Resilience in the Face of the Flood
Apr 11, 2011
Another year. Another flood. How does the Fargo-Moorhead community bounce back year after year?Dr. Susan Cordes-Green and her Disaster Psychology Research Team hope to find out. They have been trying to recruit 1,000 flood volunteers to take a survey on community resilience.
Their participation in the research began when the trauma and disaster center at the Oklahoma University medical school contacted a local community resilience organization to see if it would be possible to conduct a study on the Fargo-Moorhead community. Their choice did not surprise Cordes-Green.
“They want to study the F-M area because we have a national reputation as communities that are particularly good at dealing with floods,” she says.
It is natural for Concordia’s Disaster Psychology Team to be involved with the research – its members have been studying disaster volunteers for several years.
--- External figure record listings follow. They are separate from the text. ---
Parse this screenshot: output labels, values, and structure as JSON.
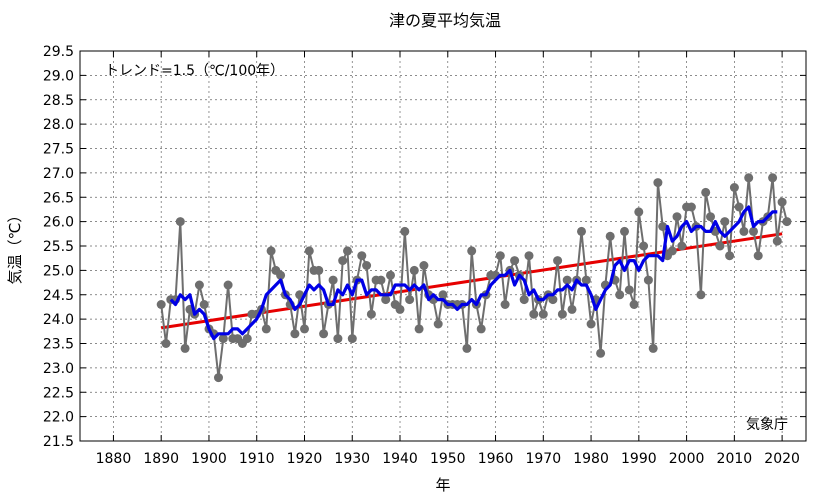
{
  "chart_data": {
    "type": "line",
    "title": "津の夏平均気温",
    "xlabel": "年",
    "ylabel": "気温（℃）",
    "trend_label": "トレンド=1.5（℃/100年）",
    "source_label": "気象庁",
    "xlim": [
      1873,
      2025
    ],
    "ylim": [
      21.5,
      29.5
    ],
    "x_ticks": [
      1880,
      1890,
      1900,
      1910,
      1920,
      1930,
      1940,
      1950,
      1960,
      1970,
      1980,
      1990,
      2000,
      2010,
      2020
    ],
    "y_ticks": [
      21.5,
      22.0,
      22.5,
      23.0,
      23.5,
      24.0,
      24.5,
      25.0,
      25.5,
      26.0,
      26.5,
      27.0,
      27.5,
      28.0,
      28.5,
      29.0,
      29.5
    ],
    "y_tick_labels": [
      "21.5",
      "22.0",
      "22.5",
      "23.0",
      "23.5",
      "24.0",
      "24.5",
      "25.0",
      "25.5",
      "26.0",
      "26.5",
      "27.0",
      "27.5",
      "28.0",
      "28.5",
      "29.0",
      "29.5"
    ],
    "grid": true,
    "series": [
      {
        "role": "annual",
        "color": "#6e6e6e",
        "x": [
          1890,
          1891,
          1892,
          1893,
          1894,
          1895,
          1896,
          1897,
          1898,
          1899,
          1900,
          1901,
          1902,
          1903,
          1904,
          1905,
          1906,
          1907,
          1908,
          1909,
          1910,
          1911,
          1912,
          1913,
          1914,
          1915,
          1916,
          1917,
          1918,
          1919,
          1920,
          1921,
          1922,
          1923,
          1924,
          1925,
          1926,
          1927,
          1928,
          1929,
          1930,
          1931,
          1932,
          1933,
          1934,
          1935,
          1936,
          1937,
          1938,
          1939,
          1940,
          1941,
          1942,
          1943,
          1944,
          1945,
          1946,
          1947,
          1948,
          1949,
          1950,
          1951,
          1952,
          1953,
          1954,
          1955,
          1956,
          1957,
          1958,
          1959,
          1960,
          1961,
          1962,
          1963,
          1964,
          1965,
          1966,
          1967,
          1968,
          1969,
          1970,
          1971,
          1972,
          1973,
          1974,
          1975,
          1976,
          1977,
          1978,
          1979,
          1980,
          1981,
          1982,
          1983,
          1984,
          1985,
          1986,
          1987,
          1988,
          1989,
          1990,
          1991,
          1992,
          1993,
          1994,
          1995,
          1996,
          1997,
          1998,
          1999,
          2000,
          2001,
          2002,
          2003,
          2004,
          2005,
          2006,
          2007,
          2008,
          2009,
          2010,
          2011,
          2012,
          2013,
          2014,
          2015,
          2016,
          2017,
          2018,
          2019,
          2020,
          2021
        ],
        "y": [
          24.3,
          23.5,
          24.4,
          24.4,
          26.0,
          23.4,
          24.2,
          24.1,
          24.7,
          24.3,
          23.8,
          23.7,
          22.8,
          23.6,
          24.7,
          23.6,
          23.6,
          23.5,
          23.6,
          24.1,
          24.1,
          24.2,
          23.8,
          25.4,
          25.0,
          24.9,
          24.5,
          24.3,
          23.7,
          24.5,
          23.8,
          25.4,
          25.0,
          25.0,
          23.7,
          24.3,
          24.8,
          23.6,
          25.2,
          25.4,
          23.6,
          24.8,
          25.3,
          25.1,
          24.1,
          24.8,
          24.8,
          24.4,
          24.9,
          24.3,
          24.2,
          25.8,
          24.4,
          25.0,
          23.8,
          25.1,
          24.5,
          24.4,
          23.9,
          24.5,
          24.3,
          24.3,
          24.3,
          24.3,
          23.4,
          25.4,
          24.3,
          23.8,
          24.5,
          24.9,
          24.9,
          25.3,
          24.3,
          25.0,
          25.2,
          24.9,
          24.4,
          25.3,
          24.1,
          24.4,
          24.1,
          24.5,
          24.4,
          25.2,
          24.1,
          24.8,
          24.2,
          24.8,
          25.8,
          24.8,
          23.9,
          24.4,
          23.3,
          24.7,
          25.7,
          24.8,
          24.5,
          25.8,
          24.6,
          24.3,
          26.2,
          25.5,
          24.8,
          23.4,
          26.8,
          25.9,
          25.3,
          25.4,
          26.1,
          25.5,
          26.3,
          26.3,
          25.9,
          24.5,
          26.6,
          26.1,
          25.8,
          25.5,
          26.0,
          25.3,
          26.7,
          26.3,
          25.8,
          26.9,
          25.8,
          25.3,
          26.0,
          26.1,
          26.9,
          25.6,
          26.4,
          26.0
        ]
      },
      {
        "role": "5-year running mean",
        "color": "#0000e6",
        "x": [
          1892,
          1893,
          1894,
          1895,
          1896,
          1897,
          1898,
          1899,
          1900,
          1901,
          1902,
          1903,
          1904,
          1905,
          1906,
          1907,
          1908,
          1909,
          1910,
          1911,
          1912,
          1913,
          1914,
          1915,
          1916,
          1917,
          1918,
          1919,
          1920,
          1921,
          1922,
          1923,
          1924,
          1925,
          1926,
          1927,
          1928,
          1929,
          1930,
          1931,
          1932,
          1933,
          1934,
          1935,
          1936,
          1937,
          1938,
          1939,
          1940,
          1941,
          1942,
          1943,
          1944,
          1945,
          1946,
          1947,
          1948,
          1949,
          1950,
          1951,
          1952,
          1953,
          1954,
          1955,
          1956,
          1957,
          1958,
          1959,
          1960,
          1961,
          1962,
          1963,
          1964,
          1965,
          1966,
          1967,
          1968,
          1969,
          1970,
          1971,
          1972,
          1973,
          1974,
          1975,
          1976,
          1977,
          1978,
          1979,
          1980,
          1981,
          1982,
          1983,
          1984,
          1985,
          1986,
          1987,
          1988,
          1989,
          1990,
          1991,
          1992,
          1993,
          1994,
          1995,
          1996,
          1997,
          1998,
          1999,
          2000,
          2001,
          2002,
          2003,
          2004,
          2005,
          2006,
          2007,
          2008,
          2009,
          2010,
          2011,
          2012,
          2013,
          2014,
          2015,
          2016,
          2017,
          2018,
          2019
        ],
        "y": [
          24.4,
          24.3,
          24.5,
          24.4,
          24.5,
          24.1,
          24.2,
          24.1,
          23.8,
          23.6,
          23.7,
          23.7,
          23.7,
          23.8,
          23.8,
          23.7,
          23.8,
          23.9,
          24.0,
          24.2,
          24.5,
          24.6,
          24.7,
          24.8,
          24.5,
          24.4,
          24.2,
          24.3,
          24.5,
          24.7,
          24.6,
          24.7,
          24.6,
          24.3,
          24.3,
          24.6,
          24.5,
          24.7,
          24.5,
          24.8,
          24.8,
          24.5,
          24.6,
          24.6,
          24.5,
          24.5,
          24.5,
          24.7,
          24.7,
          24.7,
          24.6,
          24.7,
          24.6,
          24.7,
          24.4,
          24.5,
          24.4,
          24.4,
          24.3,
          24.3,
          24.2,
          24.3,
          24.3,
          24.4,
          24.3,
          24.5,
          24.5,
          24.7,
          24.8,
          24.9,
          24.9,
          25.0,
          24.7,
          24.9,
          24.8,
          24.5,
          24.6,
          24.4,
          24.4,
          24.5,
          24.5,
          24.6,
          24.6,
          24.7,
          24.6,
          24.8,
          24.7,
          24.7,
          24.5,
          24.2,
          24.4,
          24.6,
          24.7,
          25.1,
          25.2,
          25.0,
          25.2,
          25.2,
          25.0,
          25.2,
          25.3,
          25.3,
          25.3,
          25.2,
          25.9,
          25.6,
          25.7,
          25.9,
          26.0,
          25.8,
          25.9,
          25.9,
          25.8,
          25.8,
          26.0,
          25.8,
          25.7,
          25.8,
          25.9,
          26.0,
          26.2,
          26.3,
          25.9,
          26.0,
          26.0,
          26.1,
          26.2,
          26.2
        ]
      },
      {
        "role": "trend",
        "color": "#e60000",
        "x": [
          1890,
          2020
        ],
        "y": [
          23.82,
          25.75
        ]
      }
    ]
  }
}
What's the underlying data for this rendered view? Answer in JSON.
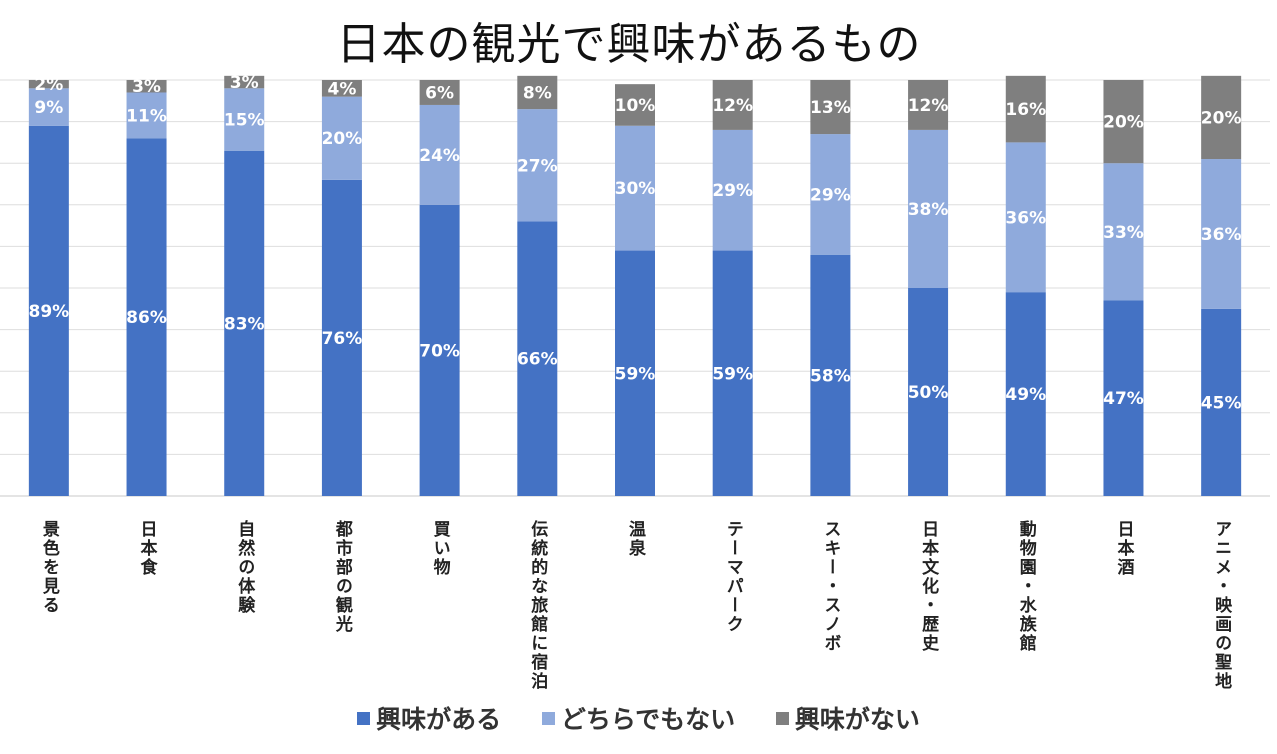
{
  "chart_data": {
    "type": "bar",
    "stacked": true,
    "title": "日本の観光で興味があるもの",
    "categories": [
      "景色を見る",
      "日本食",
      "自然の体験",
      "都市部の観光",
      "買い物",
      "伝統的な旅館に宿泊",
      "温泉",
      "テーマパーク",
      "スキー・スノボ",
      "日本文化・歴史",
      "動物園・水族館",
      "日本酒",
      "アニメ・映画の聖地"
    ],
    "series": [
      {
        "name": "興味がある",
        "color": "#4472c4",
        "values": [
          89,
          86,
          83,
          76,
          70,
          66,
          59,
          59,
          58,
          50,
          49,
          47,
          45
        ]
      },
      {
        "name": "どちらでもない",
        "color": "#8faadc",
        "values": [
          9,
          11,
          15,
          20,
          24,
          27,
          30,
          29,
          29,
          38,
          36,
          33,
          36
        ]
      },
      {
        "name": "興味がない",
        "color": "#7f7f7f",
        "values": [
          2,
          3,
          3,
          4,
          6,
          8,
          10,
          12,
          13,
          12,
          16,
          20,
          20
        ]
      }
    ],
    "ylim": [
      0,
      100
    ],
    "grid": true,
    "value_suffix": "%",
    "legend_position": "bottom"
  }
}
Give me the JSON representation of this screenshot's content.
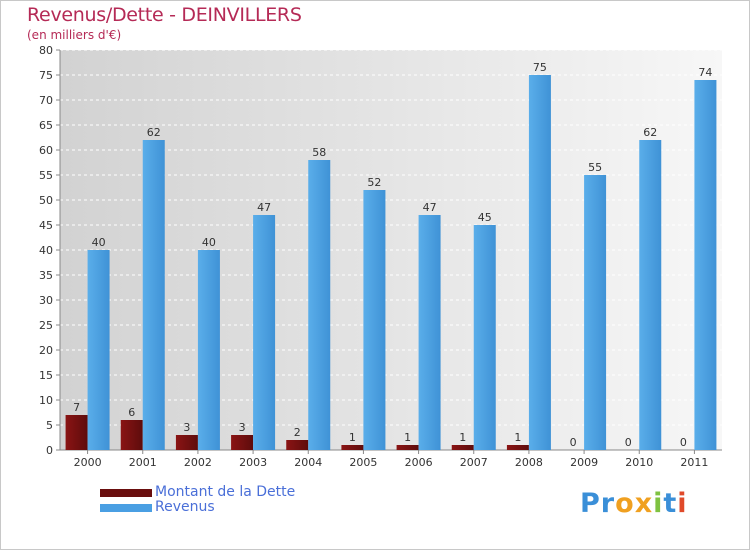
{
  "chart_data": {
    "type": "bar",
    "title": "Revenus/Dette - DEINVILLERS",
    "subtitle": "(en milliers d'€)",
    "categories": [
      "2000",
      "2001",
      "2002",
      "2003",
      "2004",
      "2005",
      "2006",
      "2007",
      "2008",
      "2009",
      "2010",
      "2011"
    ],
    "series": [
      {
        "name": "Montant de la Dette",
        "color": "#7a1010",
        "values": [
          7,
          6,
          3,
          3,
          2,
          1,
          1,
          1,
          1,
          0,
          0,
          0
        ]
      },
      {
        "name": "Revenus",
        "color": "#4a9fe3",
        "values": [
          40,
          62,
          40,
          47,
          58,
          52,
          47,
          45,
          75,
          55,
          62,
          74
        ]
      }
    ],
    "ylim": [
      0,
      80
    ],
    "yticks": [
      "0",
      "5",
      "10",
      "15",
      "20",
      "25",
      "30",
      "35",
      "40",
      "45",
      "50",
      "55",
      "60",
      "65",
      "70",
      "75",
      "80"
    ],
    "grid": true,
    "xlabel": "",
    "ylabel": ""
  },
  "legend": {
    "items": [
      {
        "label": "Montant de la Dette",
        "color": "#7a1010"
      },
      {
        "label": "Revenus",
        "color": "#4a9fe3"
      }
    ]
  },
  "logo": {
    "letters": [
      "P",
      "r",
      "o",
      "x",
      "i",
      "t",
      "i"
    ],
    "colors": [
      "#3a8fd8",
      "#3a8fd8",
      "#f0a020",
      "#f0a020",
      "#7fc241",
      "#3a8fd8",
      "#e04a2a"
    ]
  }
}
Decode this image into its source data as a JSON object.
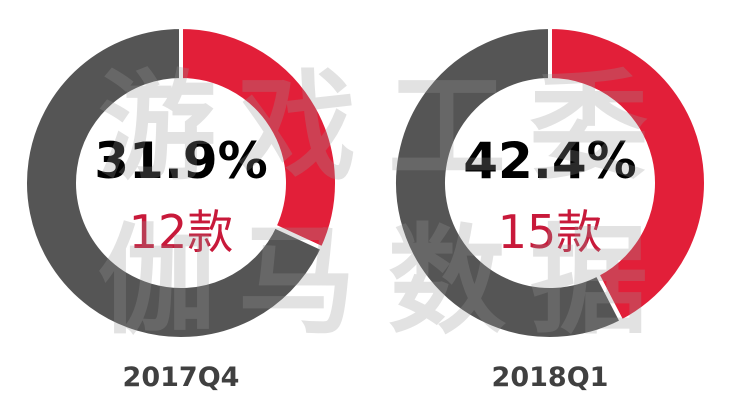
{
  "chart_data": [
    {
      "type": "pie",
      "subtype": "donut",
      "period": "2017Q4",
      "percent_label": "31.9%",
      "count_label": "12款",
      "slices": [
        {
          "value": 31.9,
          "color": "#e21f39"
        },
        {
          "value": 68.1,
          "color": "#555555"
        }
      ]
    },
    {
      "type": "pie",
      "subtype": "donut",
      "period": "2018Q1",
      "percent_label": "42.4%",
      "count_label": "15款",
      "slices": [
        {
          "value": 42.4,
          "color": "#e21f39"
        },
        {
          "value": 57.6,
          "color": "#555555"
        }
      ]
    }
  ],
  "colors": {
    "highlight": "#e21f39",
    "remainder": "#555555",
    "count_text": "#c8193a",
    "percent_text": "#000000",
    "period_text": "#404040"
  },
  "watermark": [
    "游",
    "戏",
    "工",
    "委",
    "伽",
    "马",
    "数",
    "据"
  ]
}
One of the student researchers, Alexa Dewey ’11, Moorhead, is finishing her senior capstone project on how volunteering affects sense of community among college students.
Dewey has noted that students acquire a greater sense of community through volunteering. Another research volunteer, Christopher Meller ’11, St. Cloud, Minn., has come to similar conclusions after flood fighting.
“People change their view of community and the world from the experience,” Meller says.
The Oklahoma University researchers will use their discoveries to design programs for other communities to promote resilience. The Fargo-Moorhead community has set an unprecedented example.
“Few cities have demonstrated the capacity to deal with disasters in the way that the F-M area has,” says Cordes-Green.